O prejuízo milionário deixado pela Cereais Planalto, aqui em Tapejara, começará a ser quitado. A maioria dos credores e agricultores aceitaram um plano proposto de pagamento das dívidas em um prazo de 15 anos. O acordo ocorreu em assembleia realizada em Tapejara na manhã desta terça-feira, dia 09.

Mais de 400 agricultores participaram da votação, e 59% aceitaram receber o valor de bens bloqueados no processo, e principalmente a quantia de aluguéis de armazéns da empresa, acumulados em R$ 6,9 milhões, que serão divididos entre vários credores e produtores, de acordo com percentual de dívidas.

Esse valor, no entanto, equivale a cerca de 10% do total do prejuízo. Cerca de R$ 1,5 milhão deve ser destinado aos 700 agricultores lesados. O restante da dívida deve ser abatida ao longo dos 15 anos acordados, com a rentabilidade dos alugueis.

Juntos, os agricultores somam mais de R$ 60 milhões em prejuízos. A empresa recebia grãos dos agricultores, mas também negociava além da lavoura. Funcionava como uma financeira irregular, oferecendo rendimentos mais altos que o mercado.

Advogados que representam a Cerealista Planalto não foram autorizados pelo proprietário a conceder entrevistas.

Pequenos agricultores, como Natálio Vitalino Guerra, foram prejudicados. "O milho que era para minha criaçãozinha, minhas vaquinhas", lamenta.

Grandes produtores de soja também foram afetados. "R$ 92 mil em dinheiro. Só não perdi mais porque vendi, pouco tempo antes, 20 sacas de soja, fui ao banco para receber e não tinha saldo, aí não entreguei mais produtos", conta o agricultor Agenor Joulis.

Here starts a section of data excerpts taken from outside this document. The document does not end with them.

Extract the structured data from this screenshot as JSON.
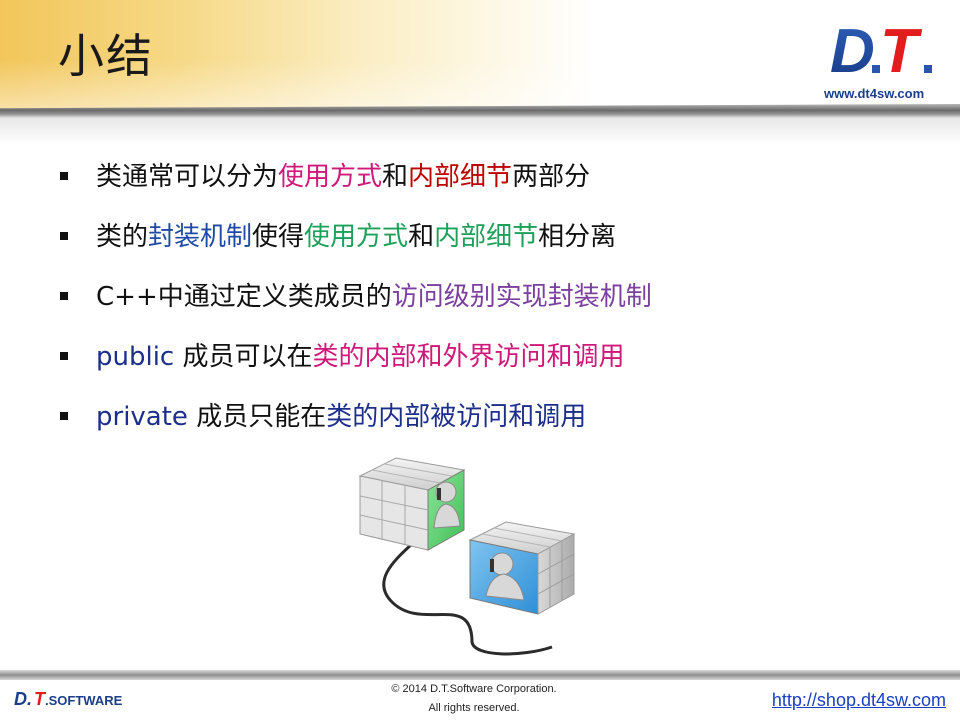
{
  "slide": {
    "title": "小结",
    "logo_text": "D.T.",
    "site": "www.dt4sw.com"
  },
  "colors": {
    "magenta": "#d0187a",
    "red": "#c00000",
    "blue": "#1f4aa6",
    "green": "#1ea05a",
    "purple": "#7b3fa0",
    "navy": "#1c2f8a"
  },
  "bullets": [
    {
      "segments": [
        "类通常可以分为",
        "使用方式",
        "和",
        "内部细节",
        "两部分"
      ]
    },
    {
      "segments": [
        "类的",
        "封装机制",
        "使得",
        "使用方式",
        "和",
        "内部细节",
        "相分离"
      ]
    },
    {
      "segments": [
        "C++中通过定义类成员的",
        "访问级别实现封装机制"
      ]
    },
    {
      "segments": [
        "public",
        " 成员可以在",
        "类的内部和外界访问和调用"
      ]
    },
    {
      "segments": [
        "private",
        " 成员只能在",
        "类的内部被访问和调用"
      ]
    }
  ],
  "illustration": {
    "icon": "two-cubes-phone-call-illustration"
  },
  "footer": {
    "logo_text": "D.T.SOFTWARE",
    "copyright": "© 2014 D.T.Software Corporation.",
    "rights": "All rights reserved.",
    "link": "http://shop.dt4sw.com"
  }
}
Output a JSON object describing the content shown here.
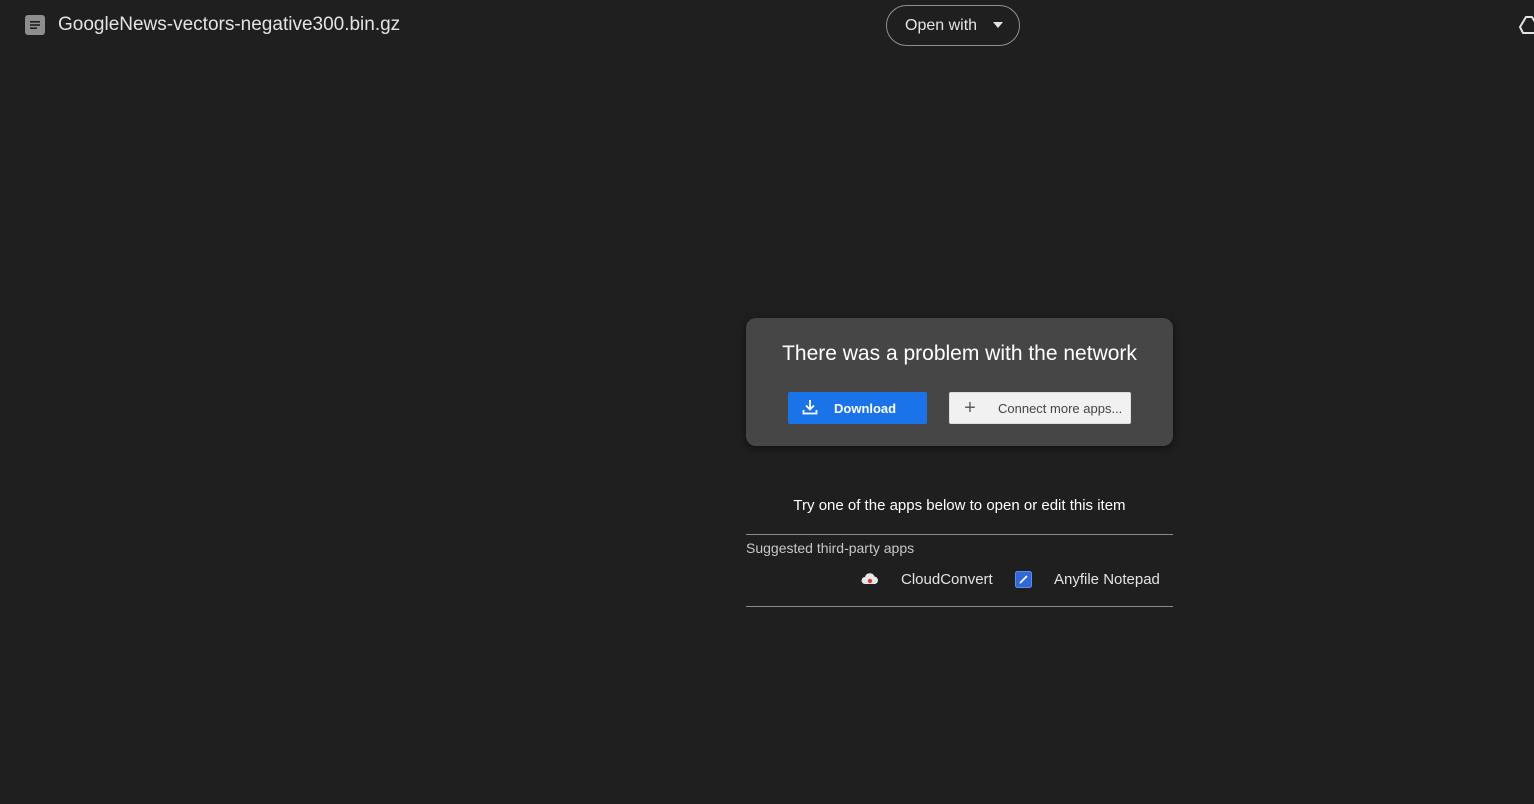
{
  "header": {
    "file_title": "GoogleNews-vectors-negative300.bin.gz",
    "open_with_label": "Open with",
    "file_icon": "text-document-icon",
    "add_icon": "add-to-drive-icon"
  },
  "error_card": {
    "message": "There was a problem with the network",
    "download_label": "Download",
    "download_icon": "download-icon",
    "connect_label": "Connect more apps...",
    "connect_icon": "plus-icon"
  },
  "suggestions": {
    "prompt": "Try one of the apps below to open or edit this item",
    "section_label": "Suggested third-party apps",
    "apps": [
      {
        "name": "CloudConvert",
        "icon": "cloudconvert-icon"
      },
      {
        "name": "Anyfile Notepad",
        "icon": "anyfile-notepad-icon"
      }
    ]
  },
  "colors": {
    "background": "#1f1f1f",
    "card": "#474647",
    "primary_button": "#1a73e8",
    "secondary_button": "#f1f1f1"
  }
}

O presidente do Sindicato dos Trabalhadores Rurais de Tapejara diz que os agricultores estão angustiados. "Sentimos uma tristeza dos agricultores, uma angústia muito grande. Praticamente vão receber muito pouco do que tem em a ver, quem sabe 3% a 4% no primeiro momento e, num segundo, quem sabe, menos ainda o ano que vem", desabafa Adagir Coronetti.